In [None]:
#default_exp audio_classification

In [None]:
#export
import os
import json
import math
import tensorflow as tf
import numpy as np
import functools

2021-07-24 15:05:41.211523: I tensorflow/stream_executor/platform/default/dso_loader.cc:53] Successfully opened dynamic library libcudart.so.11.0


In [None]:
#export

import audioengine
from audioengine.utils.gpu import list_all_gpus, set_gpu_list_memory_limit
from audioengine.utils.schema import verify_audioengine_dataset, verify_audioengine_internal_audio_representation_schema
from audioengine.utils.misc import log_init, log_info, log_debug, log_error, pad_up_to
from audioengine.models import Simple1DConvNet
from audioengine.utils.wav_utils import get_max_samples_in_wav_from_directory

In [None]:
DEBUG = True

In [None]:
if(DEBUG == True):
    #physical_gpus_list = list_all_gpus()
    #set_gpu_list_memory_limit(physical_gpus_list, limit=(2**13+2**11)) #8192
    log_init()

[INFO] Logging now set to file: /project/Development/ML/audio/logs/audioengine.log with level DEBUG


# Import Dataset

This notebook will be using the single word dataset which is a subset of the common voice dataset

In [None]:
DATASET_DIRECTORY = '/project/Datasets/audioengine_single_word'
DATASET_NAME = 'train.json'
VALIDATION_DATASET_NAME = 'val.json'
AUDIO_CLIPS_DIR_NAME = 'clips'

DATASET_JSON_FILEPATH = os.path.join(DATASET_DIRECTORY, DATASET_NAME)
VALIDATION_DATASET_JSON_FILEPATH = os.path.join(DATASET_DIRECTORY, VALIDATION_DATASET_NAME)
AUDIO_CLIPS_FULL_DIR_PATH = os.path.join(DATASET_DIRECTORY, AUDIO_CLIPS_DIR_NAME)

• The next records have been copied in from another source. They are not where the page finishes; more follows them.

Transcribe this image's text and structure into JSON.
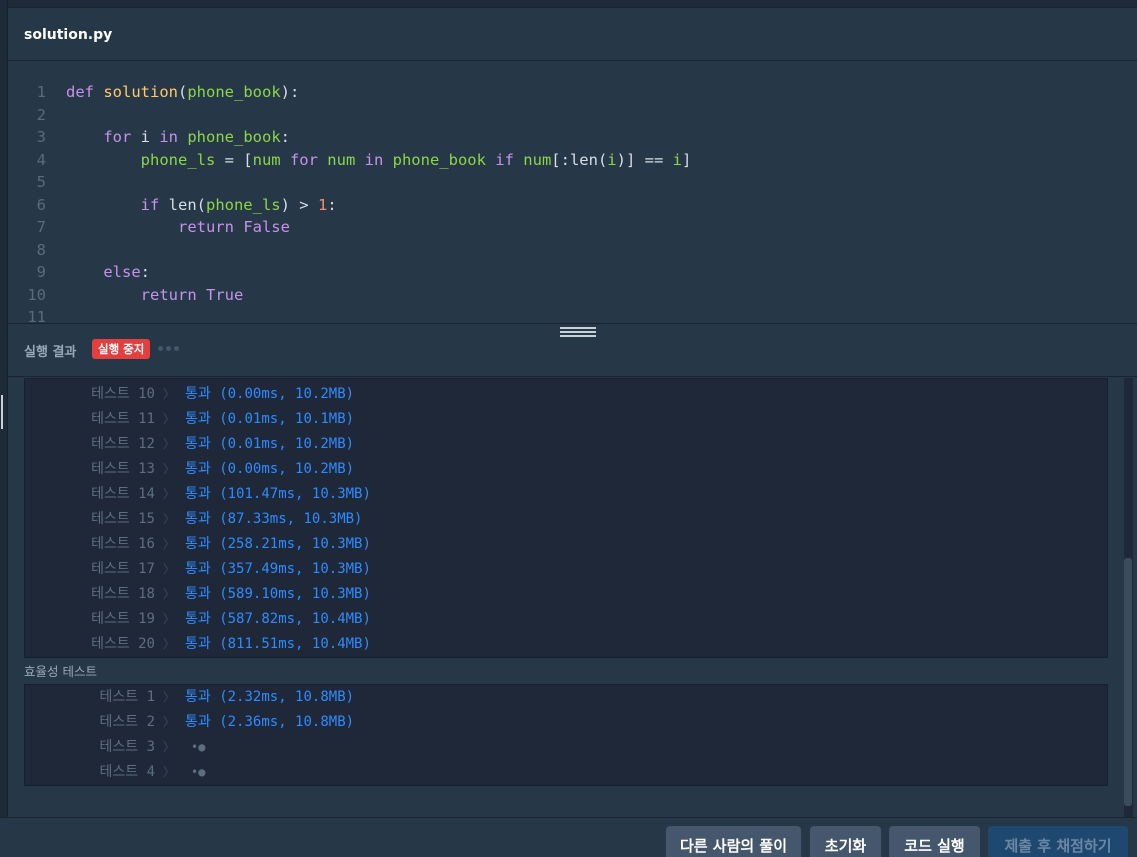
{
  "file": {
    "name": "solution.py"
  },
  "editor": {
    "line_numbers": [
      "1",
      "2",
      "3",
      "4",
      "5",
      "6",
      "7",
      "8",
      "9",
      "10",
      "11"
    ],
    "lines": [
      [
        [
          "kw",
          "def "
        ],
        [
          "fn",
          "solution"
        ],
        [
          "pl",
          "("
        ],
        [
          "var",
          "phone_book"
        ],
        [
          "pl",
          "):"
        ]
      ],
      [],
      [
        [
          "pl",
          "    "
        ],
        [
          "kw",
          "for "
        ],
        [
          "pl",
          "i "
        ],
        [
          "kw",
          "in "
        ],
        [
          "var",
          "phone_book"
        ],
        [
          "pl",
          ":"
        ]
      ],
      [
        [
          "pl",
          "        "
        ],
        [
          "var",
          "phone_ls"
        ],
        [
          "pl",
          " = ["
        ],
        [
          "var",
          "num "
        ],
        [
          "kw",
          "for "
        ],
        [
          "var",
          "num "
        ],
        [
          "kw",
          "in "
        ],
        [
          "var",
          "phone_book "
        ],
        [
          "kw",
          "if "
        ],
        [
          "var",
          "num"
        ],
        [
          "pl",
          "[:len("
        ],
        [
          "var",
          "i"
        ],
        [
          "pl",
          ")] == "
        ],
        [
          "var",
          "i"
        ],
        [
          "pl",
          "]"
        ]
      ],
      [],
      [
        [
          "pl",
          "        "
        ],
        [
          "kw",
          "if "
        ],
        [
          "pl",
          "len("
        ],
        [
          "var",
          "phone_ls"
        ],
        [
          "pl",
          ") > "
        ],
        [
          "num",
          "1"
        ],
        [
          "pl",
          ":"
        ]
      ],
      [
        [
          "pl",
          "            "
        ],
        [
          "kw",
          "return "
        ],
        [
          "kw",
          "False"
        ]
      ],
      [],
      [
        [
          "pl",
          "    "
        ],
        [
          "kw",
          "else"
        ],
        [
          "pl",
          ":"
        ]
      ],
      [
        [
          "pl",
          "        "
        ],
        [
          "kw",
          "return "
        ],
        [
          "kw",
          "True"
        ]
      ],
      []
    ]
  },
  "result": {
    "title": "실행 결과",
    "stop_label": "실행 중지",
    "accuracy_tests": [
      {
        "label": "테스트 10",
        "result": "통과 (0.00ms, 10.2MB)"
      },
      {
        "label": "테스트 11",
        "result": "통과 (0.01ms, 10.1MB)"
      },
      {
        "label": "테스트 12",
        "result": "통과 (0.01ms, 10.2MB)"
      },
      {
        "label": "테스트 13",
        "result": "통과 (0.00ms, 10.2MB)"
      },
      {
        "label": "테스트 14",
        "result": "통과 (101.47ms, 10.3MB)"
      },
      {
        "label": "테스트 15",
        "result": "통과 (87.33ms, 10.3MB)"
      },
      {
        "label": "테스트 16",
        "result": "통과 (258.21ms, 10.3MB)"
      },
      {
        "label": "테스트 17",
        "result": "통과 (357.49ms, 10.3MB)"
      },
      {
        "label": "테스트 18",
        "result": "통과 (589.10ms, 10.3MB)"
      },
      {
        "label": "테스트 19",
        "result": "통과 (587.82ms, 10.4MB)"
      },
      {
        "label": "테스트 20",
        "result": "통과 (811.51ms, 10.4MB)"
      }
    ],
    "efficiency_title": "효율성  테스트",
    "efficiency_tests": [
      {
        "label": "테스트 1",
        "result": "통과 (2.32ms, 10.8MB)",
        "pending": false
      },
      {
        "label": "테스트 2",
        "result": "통과 (2.36ms, 10.8MB)",
        "pending": false
      },
      {
        "label": "테스트 3",
        "result": "",
        "pending": true
      },
      {
        "label": "테스트 4",
        "result": "",
        "pending": true
      }
    ],
    "chevron": "〉",
    "pending_glyph": "•●"
  },
  "footer": {
    "others_label": "다른 사람의 풀이",
    "reset_label": "초기화",
    "run_label": "코드 실행",
    "submit_label": "제출 후 채점하기"
  },
  "colors": {
    "background": "#263747",
    "pass": "#2e8bff",
    "stop": "#e53e3e",
    "button": "#44576c",
    "submit": "#1f4870"
  }
}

dataset_json_fp = open(DATASET_JSON_FILEPATH, 'r')
dataset_json = json.load(dataset_json_fp)
dataset_json_fp.close()

validation_dataset_json_fp = open(VALIDATION_DATASET_JSON_FILEPATH, 'r')
validation_dataset_json = json.load(validation_dataset_json_fp)
validation_dataset_json_fp.close()

print(len(validation_dataset_json['audio']))

if(not verify_audioengine_dataset(dataset_json)):
    log_critical('The dataset does not match the schema!')
else:
    log_debug('The dataset matches the schema')
    
def create_ir_json(partial_json: dict, audio_clip_directory: str, length_to_pad_to: int) -> dict:
    audio_data_id = partial_json['id']
    file_name = partial_json['file_name']
    full_audio_clip_filepath = os.path.join(audio_clip_directory, file_name)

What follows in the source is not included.